The same synthetic procedure as that for 1 was used except that CuCl₂·2H₂O was replaced by NiCl₂·6H₂O (71.3 mg, 0.3 mmol), affording green block-shaped single crystals of 3 in ca. 50% yield (79.9 mg, based on 1,2-H₂BDC-Cl₄). – Analysis for C₂₂H₃₆Cl₈N₂Ni₂O₂₁ (%): calcd. C 24.4, N 2.6, H 3.5; found C 24.2, N 2.7, H 3.4. – IR (cm^–1): 3407 br, 2967 m, 2925 m, 1645 s, 1601 s, 1422 s, 1392 s, 1341 s, 1264 s, 1123 m, 1104 m, 938 w, 812 w, 738 m, 667 m, 621 w.
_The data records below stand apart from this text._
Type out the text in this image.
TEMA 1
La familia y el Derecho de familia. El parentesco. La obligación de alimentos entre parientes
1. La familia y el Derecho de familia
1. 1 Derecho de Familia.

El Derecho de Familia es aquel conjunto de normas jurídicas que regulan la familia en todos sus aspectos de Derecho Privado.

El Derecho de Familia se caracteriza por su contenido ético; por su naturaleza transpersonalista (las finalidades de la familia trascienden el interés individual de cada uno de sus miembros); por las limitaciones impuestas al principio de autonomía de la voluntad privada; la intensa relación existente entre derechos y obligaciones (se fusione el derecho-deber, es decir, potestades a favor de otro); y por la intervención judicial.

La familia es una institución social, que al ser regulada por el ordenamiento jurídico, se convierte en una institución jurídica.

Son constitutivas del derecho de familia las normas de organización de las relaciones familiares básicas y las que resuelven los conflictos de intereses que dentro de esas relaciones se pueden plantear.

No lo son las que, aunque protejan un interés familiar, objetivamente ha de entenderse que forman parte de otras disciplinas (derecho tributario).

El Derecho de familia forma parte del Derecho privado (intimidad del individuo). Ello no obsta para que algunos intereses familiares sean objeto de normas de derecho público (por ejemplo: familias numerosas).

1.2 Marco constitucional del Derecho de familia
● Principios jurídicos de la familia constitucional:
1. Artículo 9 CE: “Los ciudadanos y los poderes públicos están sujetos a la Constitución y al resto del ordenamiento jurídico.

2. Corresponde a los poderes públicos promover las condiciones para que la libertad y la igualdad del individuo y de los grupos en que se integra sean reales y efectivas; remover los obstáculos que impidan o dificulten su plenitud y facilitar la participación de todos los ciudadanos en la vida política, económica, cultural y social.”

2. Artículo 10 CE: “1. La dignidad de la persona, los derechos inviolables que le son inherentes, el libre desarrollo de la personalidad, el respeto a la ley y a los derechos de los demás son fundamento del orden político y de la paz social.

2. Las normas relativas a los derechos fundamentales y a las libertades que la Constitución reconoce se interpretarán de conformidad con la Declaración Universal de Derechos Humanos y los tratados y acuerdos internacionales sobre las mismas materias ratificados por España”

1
3.4 X-ray structure determinations

Single-crystal X-ray diffraction measurements were performed on a Bruker Apex II CCD diffractometer at ambient temperature with MoK_α radiation (λ = 0.71073 Å). In each case, a semiempirical absorption correction was applied using sadabs [35], and the program saint was used for integration of the diffraction profiles [36]. The structures were solved by direct methods using the shelxs program of the shelxtl package and refined anisotropically for all non-hydrogen atoms by full-matrix least squares on F² with shelxl [37–40]. Carbon-bound hydrogen atoms were placed in geometrically calculated positions using a riding model. Oxygen-bound hydrogen atoms were firstly localized by difference Fourier maps and then fixed geometrically with isotropic displacement parameters. Crystallographic data and structural refinement parameters are summarized in Table 2, and selected bond lengths and angles are listed in Table 3.

CCDC 1025077, 1025078, and 1025079 contain the supplementary crystallographic data for complexes 1–3, respectively. These data can be obtained free of charge from the Cambridge Crystallographic Data Centre viawww.ccdc.cam.ac.uk/data_request/cif.